L’autre jeu, c’est Elven Reich. Celui là, je dirais que c’est celui dont je suis le plus fier en terme de résultat. Il s’agit d’une satire du Donjon&Dragon auquel mes parents jouaient, tel qu’il serait si on le prenait au 1er degré pour créer l’univers et que celui-ci atteignait la révolution industrielle.
Tout comme DD1, le jeu est uniquement sur la forme, le livre de base ne contient donc que les règles (le fond étant contenu dans les suppléments). Elven Reich étant basé sur le roleplay, les règles prennent la forme d’une sorte de « loi de Nuremberg », et les joueurs créent leur fiche de perso faite comme des papiers d’identité sous l’occupation. Le Reich elfique a décidé de dominer le monde pour imposer « le bien et la justice », donc les personnages vont se voir limiter dans leurs alignements et classes en fonction de la race de leur personnage. En fait, j’en suis aussi fier pour ça : la simple lecture du livre de base m’est pénible et il m’est arrivé d’avoir la nausée après l’avoir maîtrisé. Avec ce jeu, je sais que j’ai les outils pour aborder des sujets très durs avec les joueurs et les confronter à ce que tout le monde préférerait éviter.
Mais comme c’est uniquement de la forme et que le fond ne dépend que du maître du jeu, j’ai pu le jouer façon pulp avec un scénar à la indiana jones qui combat les méchants elfes nazis quand j’ai eu à ma table des enfants avec qui je ne me sentais pas de traiter certains sujets.

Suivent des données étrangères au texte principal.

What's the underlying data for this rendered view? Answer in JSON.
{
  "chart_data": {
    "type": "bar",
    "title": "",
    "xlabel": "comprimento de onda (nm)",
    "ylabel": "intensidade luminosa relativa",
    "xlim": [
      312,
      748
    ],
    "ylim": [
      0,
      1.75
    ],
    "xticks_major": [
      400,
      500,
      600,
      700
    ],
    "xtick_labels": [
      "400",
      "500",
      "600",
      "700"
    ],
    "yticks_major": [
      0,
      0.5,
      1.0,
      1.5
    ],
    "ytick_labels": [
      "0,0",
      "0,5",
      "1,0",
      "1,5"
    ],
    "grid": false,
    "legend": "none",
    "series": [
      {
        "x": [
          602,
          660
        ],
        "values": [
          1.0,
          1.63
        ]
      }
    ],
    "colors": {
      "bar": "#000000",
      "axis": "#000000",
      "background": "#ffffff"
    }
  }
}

Et quel est, parmi tous ceux auxquels tu as joué, ton jeu préféré, et pourquoi ?

Ça c’est une vaste question. Comme je suis un game designer chiant, je ne compare les jeux que par catégorie.
En jeu de stratégie/gestion, mon jeu préféré est Galactic Civilization (2 et 3) : système de développement technologique non linéraire, c’est dans l’espace, c’est pas un 4X chiant où éclater les autres est la victoire possible, c’est dans l’espace, il y a un outil de modélisation 3D pour créer tes propres vaisseaux, le système d’agencement des constructions sur les planètes est cool, c’est dans l’espace, les IA sont bien faites, et pour les trucs qu’ils n’ont pas fait en mieux c’est en gros comme le Civilisation de Sid Meyer. Et c’est dans l’espace !
En RPG, Planescape Torment, parce que c’est le plus unique et le meilleur jamais fait.
En JDR, les jeux de mes amis, mais on entre dans le domaine de la subjectivité la plus totale.
Autant il y a des JDR et des jeux vidéo vers lesquels je reviendrai toujours, autant je n’ai pas de jeux de société préféré. Il y en a beaucoup trop.

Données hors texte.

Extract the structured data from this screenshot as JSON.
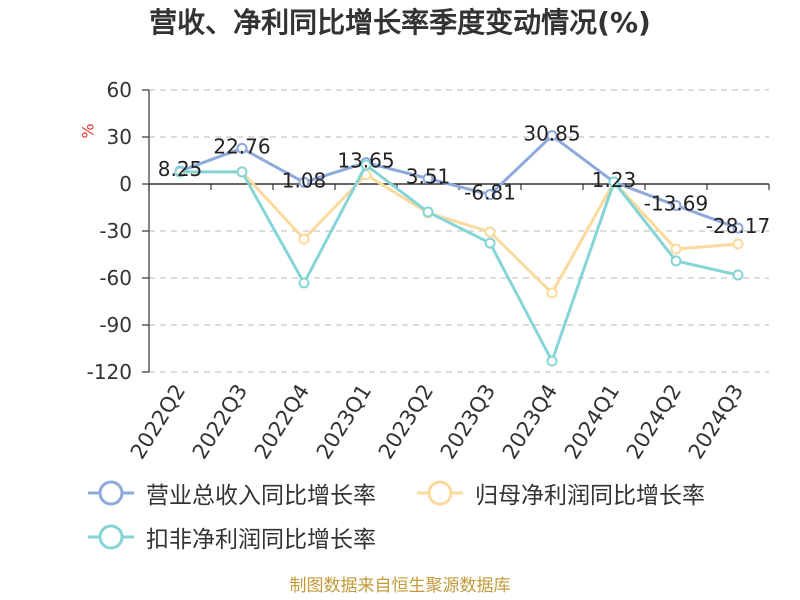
{
  "footer": "制图数据来自恒生聚源数据库",
  "colors": {
    "title": "#333333",
    "ylabel": "#e0382e",
    "footer": "#c49a3a",
    "axis": "#333333",
    "grid": "#c8c8c8",
    "tick_label": "#333333"
  },
  "chart_data": {
    "type": "line",
    "title": "营收、净利同比增长率季度变动情况(%)",
    "xlabel": "",
    "ylabel": "%",
    "ylim": [
      -120,
      60
    ],
    "yticks": [
      60,
      30,
      0,
      -30,
      -60,
      -90,
      -120
    ],
    "grid": true,
    "legend_position": "bottom",
    "categories": [
      "2022Q2",
      "2022Q3",
      "2022Q4",
      "2023Q1",
      "2023Q2",
      "2023Q3",
      "2023Q4",
      "2024Q1",
      "2024Q2",
      "2024Q3"
    ],
    "series": [
      {
        "name": "营业总收入同比增长率",
        "color": "#8ea9db",
        "show_labels": true,
        "values": [
          8.25,
          22.76,
          1.08,
          13.65,
          3.51,
          -6.81,
          30.85,
          1.23,
          -13.69,
          -28.17
        ]
      },
      {
        "name": "归母净利润同比增长率",
        "color": "#fcd99c",
        "show_labels": false,
        "values": [
          7.5,
          7.7,
          -35.1,
          5.9,
          -18.5,
          -30.6,
          -69.6,
          1.3,
          -41.5,
          -38.3
        ]
      },
      {
        "name": "扣非净利润同比增长率",
        "color": "#86d5d6",
        "show_labels": false,
        "values": [
          7.7,
          7.7,
          -63.2,
          12.1,
          -17.9,
          -37.7,
          -113.0,
          1.3,
          -49.1,
          -58.1
        ]
      }
    ]
  }
}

Plateau de Vacances Sibériennes

A l’heure actuelle il y a une centralisation de l’édition de jeux autour de deux grands éditeurs, chacun sur leur segment. Penses-tu que cela peut nuire à la création ?

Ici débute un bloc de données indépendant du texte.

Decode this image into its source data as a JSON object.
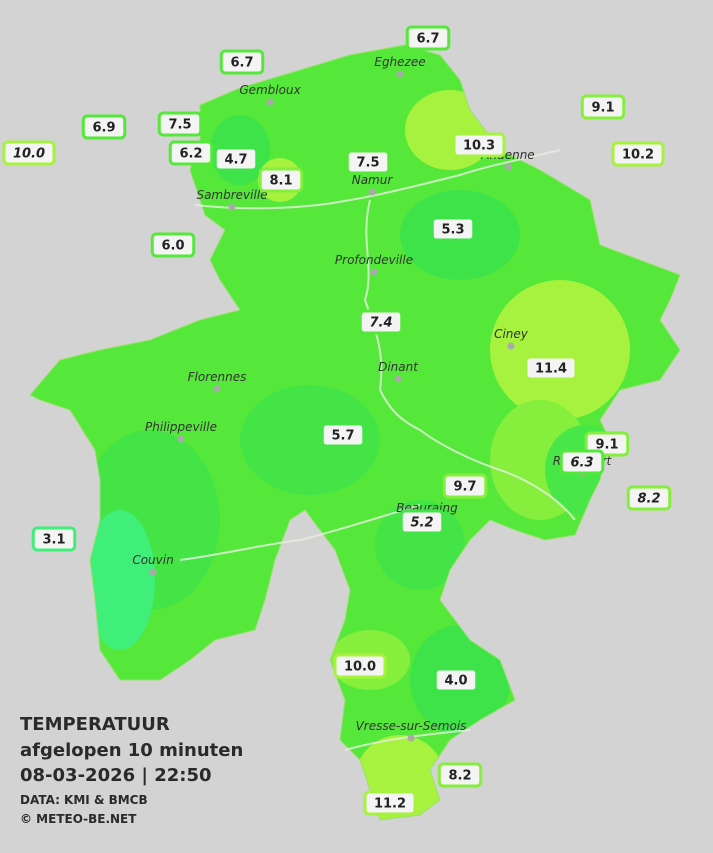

Le monde du jeu fonctionne un peu de la même manière que ce soit pour les jeux vidéos ou les jeux de sociétés. Le secteur donne l’impression de s’être recentré sur peu d’éditeurs, mais en parallèle il y a une explosion sur internet des crowdfunding lancés par des auteurs qui permettent de publier des trucs sans avoir avec montrer patte blanche à qui que ce soit d’autres que ceux qui joueront.
En plus, il y a plein de gens qui comme moi créent des trucs et les présentent autour d’eux au fil de leurs pérégrinations. Peut-être que la créativité est moins visible depuis un regard extérieur à la « communauté », mais elle vit très bien toute seule, et je doute qu’un système de production puisse lui porter réellement atteinte. Au pire la forcer à créer aussi de nouveaux chemins de diffusion.

Que conseillerais-tu à ceux qui veulent se lancer dans la création de jeux ? Quelles sont les ficelles que tu leur donnerais pour réussir leur premier prototype ?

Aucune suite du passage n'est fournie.